La nomination de Kevin Warsh par Donald Trump pour remplacer Jerome Powell à la tête de la Réserve fédérale américaine ne marquera pas seulement un changement de cap politique pour la banque centrale : ce nouveau venu est également un homme d’une richesse colossale.
Le document de divulgation de 69 pages qu’il a récemment publié dévoile des actifs personnels allant de192 millions de dollars au minimum à environ 226 millions de dollars, tandis que sa femme, Jane Lauder, héritière d’Estée Lauder, aurait une valeur nette d’environ 1,9 milliard de dollars.
Un pouvoir immense, des avoirs opaques
Si sa nomination venait à être confirmée, Warsh serait l’un des dirigeants les plus riches de l’histoire de la Fed. Cependant, sa fortune n’est pas le problème éthique majeur. Ce qui pose problème, c’est que les grandes lignes de son portefeuille sont opaques. Sa divulgation révèle qu’il possède plus de 100 millions de dollars dans des fonds dont les actifs sous-jacents sont protégés par des accords de confidentialité préexistants.
Cette situation est un signal d’alarme pour le futur chef d’une banque centrale qui influencera la réglementation des stablecoins, les règles de crypto-custodie des banques, les dépôts tokenisés et toute future politique de monnaie numérique de la banque centrale américaine. Lorsque l’exposition financière réelle d’un candidat est cachée, le public ne peut pas juger de l’endroit où les intérêts privés peuvent s’entremêler avec les décisions publiques.
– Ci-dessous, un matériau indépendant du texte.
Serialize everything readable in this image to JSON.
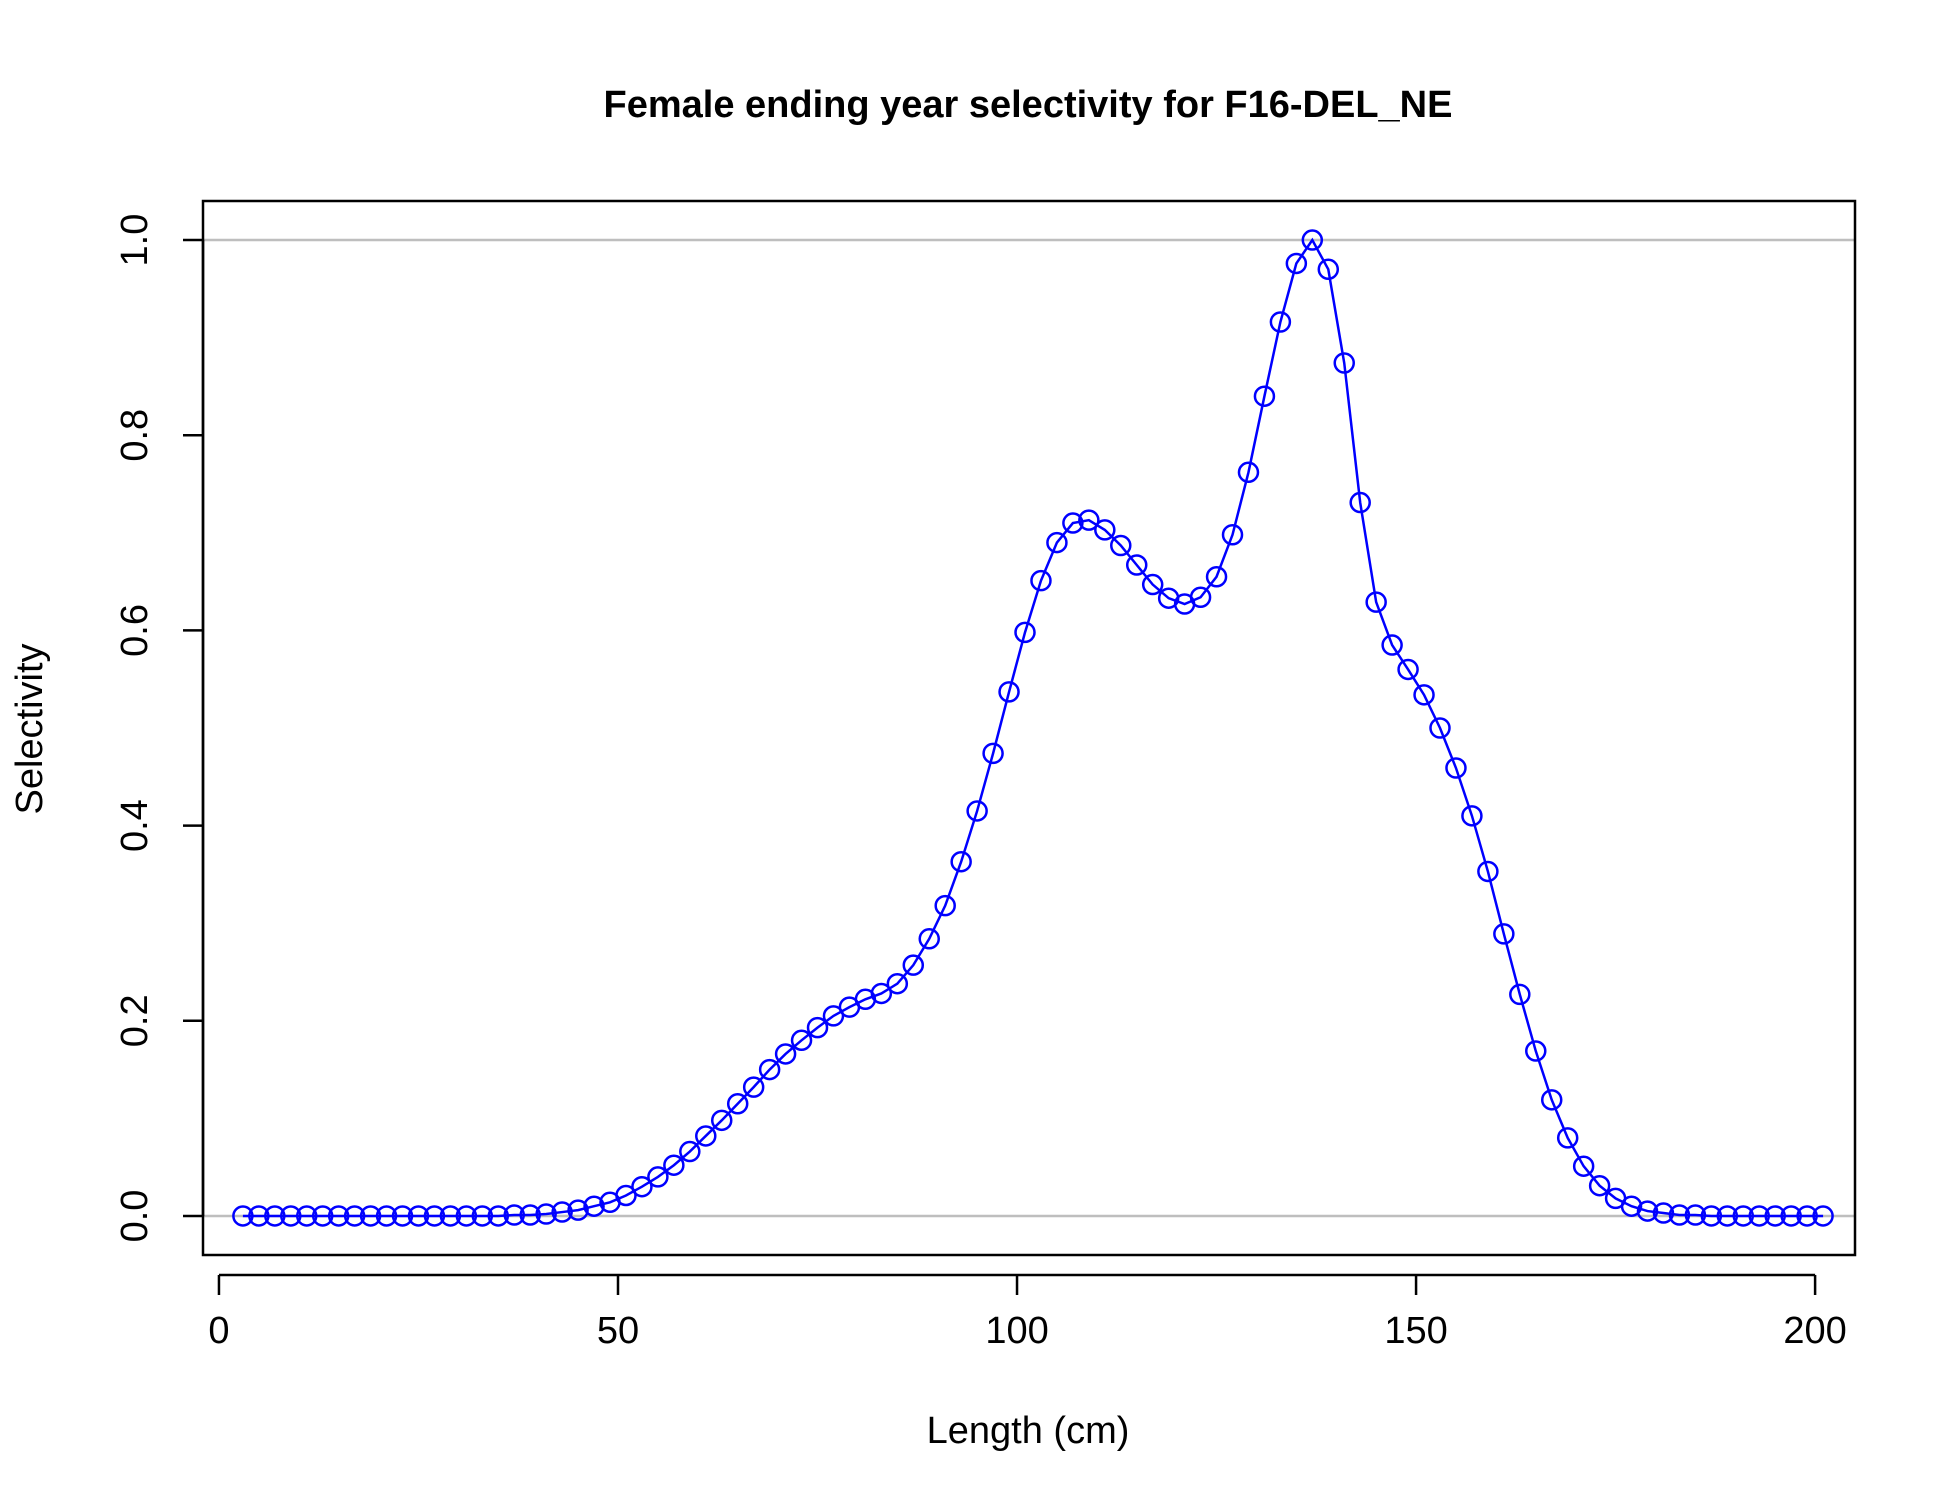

Warsh s’est engagé à se départir de ces actifs, et il devrait être en conformité une fois qu’il l’aura fait. Néanmoins, le désinvestissement de tels véhicules financiers n’est pas aussi simple que de décharger une action publique. Un certain nombre de ces positions semblent liées à des projets illiquides associés à des entreprises de cryptographie et d’intelligence artificielle. Le désinvestissement pourrait donc prendre du temps, et les règles fédérales d’éthique peuvent exiger une période de refroidissement pour les questions affectant les intérêts financiers récents.
Cette situation laisse une boîte noire inquiétante autour de la première année de Warsh : même après avoir promis de vendre, à quel point un président d’une telle institution peut-il se séparer des secteurs qu’il pourrait bientôt réglementer ?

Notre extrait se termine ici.